Russian war crimes in Ukraine are atrocities.

Russia’s way of war, in short, includes war crimes. Certainly the record of President Vladimir Putin’s previous campaigns offers no hint that anyone in the chain of command will be held accountable for excesses. To the contrary, confronted with unmistakable evidence of its troops’ culpability, Russia regularly issues official propaganda asserting that its enemy, in this case Ukraine, has actually committed the atrocities so as to blame them on Russia.

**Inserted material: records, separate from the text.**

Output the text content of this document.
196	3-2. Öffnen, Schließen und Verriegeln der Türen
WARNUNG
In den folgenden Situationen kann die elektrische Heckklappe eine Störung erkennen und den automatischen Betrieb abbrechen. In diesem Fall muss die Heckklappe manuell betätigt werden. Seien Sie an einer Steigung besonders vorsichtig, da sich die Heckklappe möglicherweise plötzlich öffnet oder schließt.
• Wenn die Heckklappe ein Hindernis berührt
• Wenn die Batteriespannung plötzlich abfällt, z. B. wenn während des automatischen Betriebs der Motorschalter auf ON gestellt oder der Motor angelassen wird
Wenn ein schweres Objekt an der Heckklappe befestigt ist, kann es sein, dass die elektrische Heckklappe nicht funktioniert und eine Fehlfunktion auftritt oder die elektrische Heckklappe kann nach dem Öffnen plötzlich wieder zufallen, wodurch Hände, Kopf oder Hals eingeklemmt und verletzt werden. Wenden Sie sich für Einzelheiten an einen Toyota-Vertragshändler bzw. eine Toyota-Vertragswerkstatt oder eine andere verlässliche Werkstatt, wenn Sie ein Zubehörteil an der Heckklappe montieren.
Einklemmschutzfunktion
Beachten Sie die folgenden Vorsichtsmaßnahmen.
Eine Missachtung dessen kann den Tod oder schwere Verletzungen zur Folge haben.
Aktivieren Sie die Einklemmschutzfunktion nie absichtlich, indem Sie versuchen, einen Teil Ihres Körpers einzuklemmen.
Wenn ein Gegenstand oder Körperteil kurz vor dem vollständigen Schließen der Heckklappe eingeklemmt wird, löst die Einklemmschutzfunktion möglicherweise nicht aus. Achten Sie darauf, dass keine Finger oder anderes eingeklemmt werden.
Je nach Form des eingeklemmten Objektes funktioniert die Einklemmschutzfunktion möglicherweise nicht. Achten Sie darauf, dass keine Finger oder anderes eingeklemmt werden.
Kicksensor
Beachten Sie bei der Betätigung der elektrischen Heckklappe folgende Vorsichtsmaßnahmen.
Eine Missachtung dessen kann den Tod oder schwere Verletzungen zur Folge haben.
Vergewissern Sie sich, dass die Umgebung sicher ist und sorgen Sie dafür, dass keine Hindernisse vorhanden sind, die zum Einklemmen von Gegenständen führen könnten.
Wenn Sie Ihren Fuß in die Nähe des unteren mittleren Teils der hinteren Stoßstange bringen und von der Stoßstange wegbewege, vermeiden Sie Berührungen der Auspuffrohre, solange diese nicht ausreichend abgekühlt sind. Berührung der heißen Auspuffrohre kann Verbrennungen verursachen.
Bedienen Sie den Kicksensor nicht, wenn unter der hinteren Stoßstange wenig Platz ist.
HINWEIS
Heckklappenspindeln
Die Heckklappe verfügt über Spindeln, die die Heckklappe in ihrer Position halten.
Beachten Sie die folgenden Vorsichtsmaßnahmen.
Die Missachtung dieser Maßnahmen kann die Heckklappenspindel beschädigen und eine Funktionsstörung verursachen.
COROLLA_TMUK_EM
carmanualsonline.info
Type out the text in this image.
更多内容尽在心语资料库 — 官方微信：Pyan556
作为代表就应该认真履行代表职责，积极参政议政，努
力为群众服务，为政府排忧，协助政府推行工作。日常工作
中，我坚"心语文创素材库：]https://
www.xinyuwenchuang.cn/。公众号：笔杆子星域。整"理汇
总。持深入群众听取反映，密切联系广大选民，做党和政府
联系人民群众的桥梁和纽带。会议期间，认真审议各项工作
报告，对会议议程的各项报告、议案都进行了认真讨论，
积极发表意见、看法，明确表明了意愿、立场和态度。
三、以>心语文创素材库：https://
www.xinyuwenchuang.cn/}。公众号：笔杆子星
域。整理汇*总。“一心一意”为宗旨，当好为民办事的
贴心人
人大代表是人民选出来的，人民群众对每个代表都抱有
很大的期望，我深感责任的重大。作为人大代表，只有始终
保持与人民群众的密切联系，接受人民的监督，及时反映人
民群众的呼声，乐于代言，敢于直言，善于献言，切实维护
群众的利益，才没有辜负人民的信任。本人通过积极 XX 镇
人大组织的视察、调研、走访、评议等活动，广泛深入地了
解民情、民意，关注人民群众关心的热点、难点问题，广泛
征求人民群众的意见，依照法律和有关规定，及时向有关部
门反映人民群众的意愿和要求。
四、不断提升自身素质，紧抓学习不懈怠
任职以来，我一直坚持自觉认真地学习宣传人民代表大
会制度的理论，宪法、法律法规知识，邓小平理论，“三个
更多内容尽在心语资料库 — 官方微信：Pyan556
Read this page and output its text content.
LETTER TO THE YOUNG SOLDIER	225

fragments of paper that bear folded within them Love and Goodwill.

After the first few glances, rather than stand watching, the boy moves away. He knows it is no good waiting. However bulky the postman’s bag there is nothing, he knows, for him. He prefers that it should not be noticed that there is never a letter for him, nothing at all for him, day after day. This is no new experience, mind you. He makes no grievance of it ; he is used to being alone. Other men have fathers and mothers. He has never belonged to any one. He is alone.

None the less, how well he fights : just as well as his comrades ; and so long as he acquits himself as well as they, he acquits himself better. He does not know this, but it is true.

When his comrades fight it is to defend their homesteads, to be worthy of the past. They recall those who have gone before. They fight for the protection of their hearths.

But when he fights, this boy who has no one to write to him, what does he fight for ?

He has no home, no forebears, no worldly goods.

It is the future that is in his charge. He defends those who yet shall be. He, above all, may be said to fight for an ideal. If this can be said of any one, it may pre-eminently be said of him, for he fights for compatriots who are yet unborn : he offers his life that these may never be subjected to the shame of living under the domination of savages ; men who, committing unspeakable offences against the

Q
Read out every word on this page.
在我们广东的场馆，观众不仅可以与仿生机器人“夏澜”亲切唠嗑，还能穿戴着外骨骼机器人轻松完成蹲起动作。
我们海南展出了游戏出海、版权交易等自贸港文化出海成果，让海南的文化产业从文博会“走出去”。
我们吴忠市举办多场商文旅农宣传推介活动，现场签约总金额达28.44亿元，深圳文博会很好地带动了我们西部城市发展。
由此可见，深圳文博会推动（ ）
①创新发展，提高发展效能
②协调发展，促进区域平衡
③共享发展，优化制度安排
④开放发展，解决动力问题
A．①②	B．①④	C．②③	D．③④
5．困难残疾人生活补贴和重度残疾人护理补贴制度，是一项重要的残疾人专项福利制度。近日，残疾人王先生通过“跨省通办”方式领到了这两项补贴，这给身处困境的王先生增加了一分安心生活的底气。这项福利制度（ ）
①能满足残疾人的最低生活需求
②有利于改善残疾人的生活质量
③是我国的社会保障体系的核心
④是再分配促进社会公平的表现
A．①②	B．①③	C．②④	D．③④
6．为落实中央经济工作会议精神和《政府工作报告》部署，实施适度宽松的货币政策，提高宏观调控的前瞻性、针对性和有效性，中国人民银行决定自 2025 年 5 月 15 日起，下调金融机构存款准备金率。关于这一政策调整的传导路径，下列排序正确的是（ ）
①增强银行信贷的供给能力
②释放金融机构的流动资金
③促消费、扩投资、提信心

Any decent end to this conflict would include a full investigation and punishment for war crimes. A realistic view, however, must acknowledge that actually putting Mr. Putin and his fellow perpetrators on trial is an aspiration, not a likelihood. Nevertheless, the world must not lose sight of Russian atrocities in the fighting to come, which, even when conducted outside of Ukraine’s cities, will put farmers and villagers in Russia’s path at risk. Russia’s behavior can and should motivate both Ukraine’s defenders and its supporters in the West to do anything within their lawful power to stop Russia from achieving its ends.